03.12.2009

ARGE Wuppertal Monet-Ausstellung Stadtteilservice Wuppertal

Stadtteilservice betreut auswärtige Gäste

Die Claude Monet-Ausstellung in Wuppertal sprengt alle Dimensionen. Die einmalige Werkschau des französischen Impressionisten lockt jeden Tag über 2.000 Besucher, davon stammt ein großer Teil von auswärts. Besucher kommen aus Hamburg, Berlin, München, ja sogar aus dem Ausland. Dies stellt die Organisatoren bei Stadt und von der Heydt-Museum vor gewaltige Herausforderungen

Um den auswärtigen Besuchern den Weg zur Ausstellung zu erleichtern, wurde an der Ohligsmühle ein zentraler und museumsnaher Parkplatz geschaffen, der nur ihnen zur Verfügung steht. Als besondere Dienstleistung werden die Besucher von Mitarbeiterinnen und Mitarbeitern der Wuppertaler Stadtteilservice empfangen. Sie geben den Anreisenden Auskünfte zur Ausstellung, informieren über den Weg zum Museum, verteilen Informationsmaterial oder helfen behinderten Besuchern.

Die Mitarbeiter des Stadtteilservice freuen sich auf die AusstellungsbesucherDie Dienstleistung wird von den auswärtigen Besuchern gern angenommen, wie Arno Mersmann, Leiter Stadtteilservice Ostersbaum, berichtet: „Die Gäste sind froh, wenn man sie persönlich begrüßt oder ihnen freie Parkplätze zuweist. Viele sind auch zum ersten Mal in Wuppertal, so dass eine freundliche und kompetente Ansprache auch gut für das Image unserer Stadt ist“.

Die Mitarbeiterinnen und Mitarbeiter der Stadtteilservice sind sich dieser Verantwortung bewusst: „Die Arbeit macht mir großen Spaß, weil ich hier Menschen helfen kann und jeden Tag etwas Neues erlebe“, erzählt eine Mitarbeiterin des Stadtteilservice.

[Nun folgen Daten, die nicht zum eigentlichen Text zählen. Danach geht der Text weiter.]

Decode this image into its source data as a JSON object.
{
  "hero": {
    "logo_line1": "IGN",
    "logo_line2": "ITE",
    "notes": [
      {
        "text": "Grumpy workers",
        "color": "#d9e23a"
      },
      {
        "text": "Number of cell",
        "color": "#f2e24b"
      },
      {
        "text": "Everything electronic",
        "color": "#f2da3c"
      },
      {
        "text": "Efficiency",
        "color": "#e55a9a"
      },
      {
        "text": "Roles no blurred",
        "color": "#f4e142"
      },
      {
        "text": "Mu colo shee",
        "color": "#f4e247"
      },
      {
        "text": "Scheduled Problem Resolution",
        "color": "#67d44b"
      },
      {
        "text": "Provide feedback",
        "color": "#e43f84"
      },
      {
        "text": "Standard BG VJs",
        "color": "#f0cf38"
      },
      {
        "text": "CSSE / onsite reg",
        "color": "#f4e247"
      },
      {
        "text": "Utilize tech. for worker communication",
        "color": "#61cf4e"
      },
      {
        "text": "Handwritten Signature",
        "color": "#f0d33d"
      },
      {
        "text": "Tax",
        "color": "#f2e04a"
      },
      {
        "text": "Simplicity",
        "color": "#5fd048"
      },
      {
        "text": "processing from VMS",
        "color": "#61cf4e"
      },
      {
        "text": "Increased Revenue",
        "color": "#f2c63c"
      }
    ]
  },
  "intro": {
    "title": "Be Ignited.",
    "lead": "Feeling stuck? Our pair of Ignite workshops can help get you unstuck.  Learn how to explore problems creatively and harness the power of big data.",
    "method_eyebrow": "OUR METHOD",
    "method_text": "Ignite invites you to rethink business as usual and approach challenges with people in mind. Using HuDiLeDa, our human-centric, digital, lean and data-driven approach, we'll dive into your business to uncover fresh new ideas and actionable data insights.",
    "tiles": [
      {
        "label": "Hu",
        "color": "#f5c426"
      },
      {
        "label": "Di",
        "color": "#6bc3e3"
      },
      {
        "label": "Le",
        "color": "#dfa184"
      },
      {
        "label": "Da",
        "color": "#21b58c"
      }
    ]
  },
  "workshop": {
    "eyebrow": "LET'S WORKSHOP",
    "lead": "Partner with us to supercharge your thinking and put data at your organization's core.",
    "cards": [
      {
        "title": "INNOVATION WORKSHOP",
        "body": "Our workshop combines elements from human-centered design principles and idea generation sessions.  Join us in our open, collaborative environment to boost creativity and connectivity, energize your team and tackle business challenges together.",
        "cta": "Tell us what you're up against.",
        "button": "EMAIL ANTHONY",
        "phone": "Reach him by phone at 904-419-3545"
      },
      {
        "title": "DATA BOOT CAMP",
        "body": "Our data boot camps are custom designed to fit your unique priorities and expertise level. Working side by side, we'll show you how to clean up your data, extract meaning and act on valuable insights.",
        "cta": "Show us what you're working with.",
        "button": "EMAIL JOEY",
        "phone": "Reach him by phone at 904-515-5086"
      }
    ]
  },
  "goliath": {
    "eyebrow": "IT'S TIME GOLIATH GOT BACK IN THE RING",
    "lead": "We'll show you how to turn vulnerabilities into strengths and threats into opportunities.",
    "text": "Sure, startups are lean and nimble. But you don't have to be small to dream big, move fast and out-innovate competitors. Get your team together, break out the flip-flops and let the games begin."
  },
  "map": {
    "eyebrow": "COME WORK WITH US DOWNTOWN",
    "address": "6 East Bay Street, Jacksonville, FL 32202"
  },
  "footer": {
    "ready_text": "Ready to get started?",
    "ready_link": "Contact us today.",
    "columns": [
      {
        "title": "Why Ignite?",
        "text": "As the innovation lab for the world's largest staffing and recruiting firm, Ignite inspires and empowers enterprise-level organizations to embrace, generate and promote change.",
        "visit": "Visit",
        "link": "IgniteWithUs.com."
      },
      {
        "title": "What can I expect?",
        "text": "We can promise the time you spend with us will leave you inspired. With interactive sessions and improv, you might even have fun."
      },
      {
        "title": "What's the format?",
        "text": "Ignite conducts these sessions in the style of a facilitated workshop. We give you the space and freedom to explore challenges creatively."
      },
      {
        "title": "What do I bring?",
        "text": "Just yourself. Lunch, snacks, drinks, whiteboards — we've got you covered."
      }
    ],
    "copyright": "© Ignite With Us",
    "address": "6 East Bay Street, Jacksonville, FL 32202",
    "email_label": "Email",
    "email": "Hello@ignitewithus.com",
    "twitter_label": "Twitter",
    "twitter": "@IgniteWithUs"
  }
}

Das von der Heydt-Museum honoriert diesen Einsatz und wird die Helfer zu einer eigenen Führung mit anschließender kleinen Feier einladen.

In Wuppertal gibt es insgesamt sieben Stadtteilservices, die ab 2007 nach und nach eingerichtet worden sind und von der ARGE Wuppertal finanziert werden. Langzeitarbeitslose erhalten hier die Möglichkeit, sich wieder in das Arbeitsleben einzufinden, um so bessere Chancen auf dem Arbeitsmarkt zu haben. Die Stadtteilservices gibt es in Vohwinkel, Elberfeld-Südstadt, Elberfeld-Nordstadt, Ostersbaum, Unterbarmen, Oberbarmen und Wichlinghausen.

Für die Kunden sind die Hilfeleistungen des Stadtteilsservice kostenlos. Deshalb darf nur bedürftigen Personen geholfen werden. Außerdem führen die Mitarbeiter Stadtteilbegehungen durch und helfen gemeinnützigen Vereinen bei Veranstaltungen wie Sommerfesten.